So, let's leave this open until the lower bound is set to Julia 1.8 or until someone who really needs this implements and shows benchmarks?

ablaom commented 1 year ago

Thanks @rikhuijzer for looking into this.

It looks like this would result in a nested @threads call.

So, does this also apply to the existing implementation added in https://github.com/JuliaAI/DecisionTree.jl/pull/188/files that therefore needs attention?

I also notice that the existing implementation is buy-in (use_multithreading=false is the default) whereas the present addition is buy-out.

rikhuijzer commented 1 year ago

So, does this also apply to the existing implementation added in https://github.com/JuliaAI/DecisionTree.jl/pull/188/files that therefore needs attention?
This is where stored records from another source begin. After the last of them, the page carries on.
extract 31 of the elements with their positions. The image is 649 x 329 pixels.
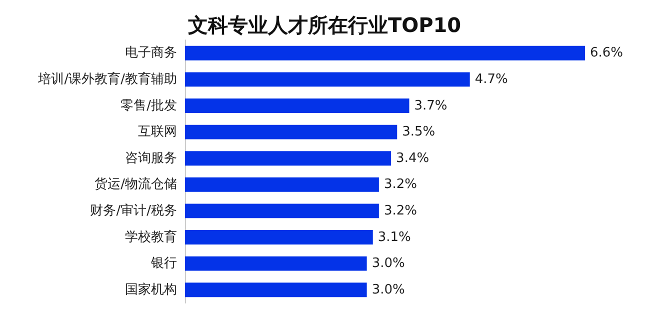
bar xyxy=(185,177,379,192)
data-label: 3.1% xyxy=(378,230,411,245)
chart-title: 文科专业人才所在行业TOP10 xyxy=(186,13,462,37)
y-tick-label: 培训/课外教育/教育辅助 xyxy=(37,70,177,87)
y-tick-label: 互联网 xyxy=(138,124,177,140)
bar xyxy=(185,282,367,298)
bar xyxy=(185,204,379,218)
bar xyxy=(185,256,367,271)
data-label: 3.5% xyxy=(402,124,436,140)
bar xyxy=(185,230,373,244)
data-label: 3.4% xyxy=(396,150,430,166)
bar xyxy=(185,124,398,140)
y-tick-label: 货运/物流仓储 xyxy=(94,176,177,192)
y-tick-label: 零售/批发 xyxy=(120,98,177,114)
data-label: 4.7% xyxy=(474,72,508,87)
bar xyxy=(185,72,470,87)
data-label: 3.2% xyxy=(384,203,417,218)
y-tick-label: 电子商务 xyxy=(125,46,177,61)
data-label: 3.7% xyxy=(414,98,448,114)
data-label: 3.2% xyxy=(384,177,417,192)
y-tick-label: 学校教育 xyxy=(125,228,177,245)
y-tick-label: 国家机构 xyxy=(125,281,177,298)
data-label: 3.0% xyxy=(372,256,405,272)
y-tick-label: 银行 xyxy=(150,256,177,272)
bar xyxy=(185,98,410,113)
data-label: 6.6% xyxy=(590,46,624,61)
data-label: 3.0% xyxy=(372,282,405,298)
y-tick-label: 咨询服务 xyxy=(125,150,177,166)
y-tick-label: 财务/审计/税务 xyxy=(90,202,177,218)
bar xyxy=(185,151,392,166)
bar xyxy=(185,46,585,60)
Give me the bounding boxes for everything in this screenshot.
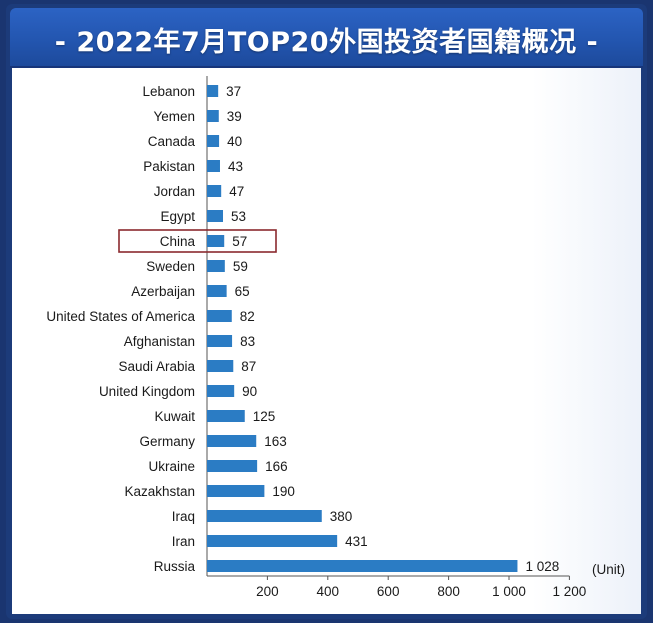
bar — [207, 435, 257, 447]
category-label: Germany — [139, 434, 195, 449]
bar — [207, 535, 338, 547]
value-label: 57 — [232, 234, 247, 249]
value-label: 43 — [228, 159, 243, 174]
value-label: 40 — [227, 134, 242, 149]
bar — [207, 235, 225, 247]
value-label: 37 — [226, 84, 241, 99]
bar — [207, 285, 227, 297]
category-label: Canada — [148, 134, 196, 149]
value-label: 163 — [264, 434, 287, 449]
category-label: United Kingdom — [99, 384, 195, 399]
bar — [207, 410, 245, 422]
value-label: 125 — [253, 409, 276, 424]
bar — [207, 560, 518, 572]
category-label: Kazakhstan — [124, 484, 195, 499]
category-label: Kuwait — [154, 409, 195, 424]
bar-chart: Lebanon 37 Yemen 39 Canada 40 Pakistan 43 Jordan… — [46, 76, 625, 599]
x-tick-label: 1 200 — [553, 584, 587, 599]
category-label: China — [160, 234, 196, 249]
category-label: Jordan — [154, 184, 195, 199]
value-label: 87 — [241, 359, 256, 374]
category-label: Pakistan — [143, 159, 195, 174]
category-label: Azerbaijan — [131, 284, 195, 299]
value-label: 39 — [227, 109, 242, 124]
value-label: 82 — [240, 309, 255, 324]
value-label: 166 — [265, 459, 288, 474]
watermark-text: 大致视频 — [29, 600, 78, 614]
title-bar: - 2022年7月TOP20外国投资者国籍概况 - — [10, 8, 643, 68]
highlight-box — [118, 229, 277, 253]
value-label: 47 — [229, 184, 244, 199]
bar — [207, 85, 219, 97]
category-label: Afghanistan — [124, 334, 195, 349]
bar — [207, 510, 322, 522]
x-tick-label: 1 000 — [492, 584, 526, 599]
panel-shade — [532, 68, 641, 614]
bar — [207, 135, 220, 147]
bar — [207, 460, 258, 472]
value-label: 83 — [240, 334, 255, 349]
x-tick-label: 800 — [437, 584, 460, 599]
value-label: 190 — [272, 484, 295, 499]
chart-title: - 2022年7月TOP20外国投资者国籍概况 - — [54, 27, 599, 58]
value-label: 53 — [231, 209, 246, 224]
value-label: 380 — [330, 509, 353, 524]
x-tick-label: 400 — [317, 584, 340, 599]
category-label: Russia — [154, 559, 196, 574]
bar — [207, 360, 234, 372]
bar — [207, 260, 225, 272]
bar — [207, 210, 224, 222]
category-label: Lebanon — [142, 84, 195, 99]
watermark-logo-icon — [12, 602, 26, 613]
category-label: Sweden — [146, 259, 195, 274]
x-tick-label: 200 — [256, 584, 279, 599]
category-label: United States of America — [46, 309, 195, 324]
value-label: 90 — [242, 384, 257, 399]
value-label: 1 028 — [525, 559, 559, 574]
category-label: Saudi Arabia — [118, 359, 195, 374]
unit-label: (Unit) — [592, 562, 625, 577]
bar — [207, 110, 219, 122]
value-label: 431 — [345, 534, 368, 549]
watermark: 大致视频 — [12, 598, 77, 615]
category-label: Iraq — [172, 509, 195, 524]
bar — [207, 335, 233, 347]
bar — [207, 160, 220, 172]
bar — [207, 485, 265, 497]
bar — [207, 185, 222, 197]
category-label: Iran — [172, 534, 195, 549]
value-label: 59 — [233, 259, 248, 274]
category-label: Egypt — [160, 209, 195, 224]
bar — [207, 310, 232, 322]
chart-panel: Lebanon 37 Yemen 39 Canada 40 Pakistan 43 Jordan… — [12, 68, 641, 614]
category-label: Yemen — [153, 109, 195, 124]
x-tick-label: 600 — [377, 584, 400, 599]
category-label: Ukraine — [148, 459, 195, 474]
bar — [207, 385, 235, 397]
value-label: 65 — [235, 284, 250, 299]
Maybe that explains https://github.com/JuliaAI/DecisionTree.jl/pull/188#issuecomment-1202086361. I'm afraid, I don't know and also I never need multithreading so I'm not the right person to ask unfortunately.

Maybe figuring out the right multithreading for this package is something you would like, @ExpandingMan?

ablaom commented 1 year ago

@OkonSamuel Do you see obvious issues with the way multithreading is currently implemented in prediction? It's here: https://github.com/JuliaAI/DecisionTree.jl/blob/f57a15633f5aadadfc408a8d5e42836e1f011c3f/src/classification/main.jl#L468

ablaom commented 1 year ago

@rikhuijzer I don't believe nested multithreading is an issue. This has been tested before in MLJTuning where optimization multithreading has within it resampling multithreading. My interpretation of the 1.9 changes cited is only that nested threading will typically be more efficient with new default settings for the scheduler.

I don't see anything obvious wrong about the proposed implementation (or the existing one), provided user must buy-in, but will wait for the pinged experts to hopefully weigh in.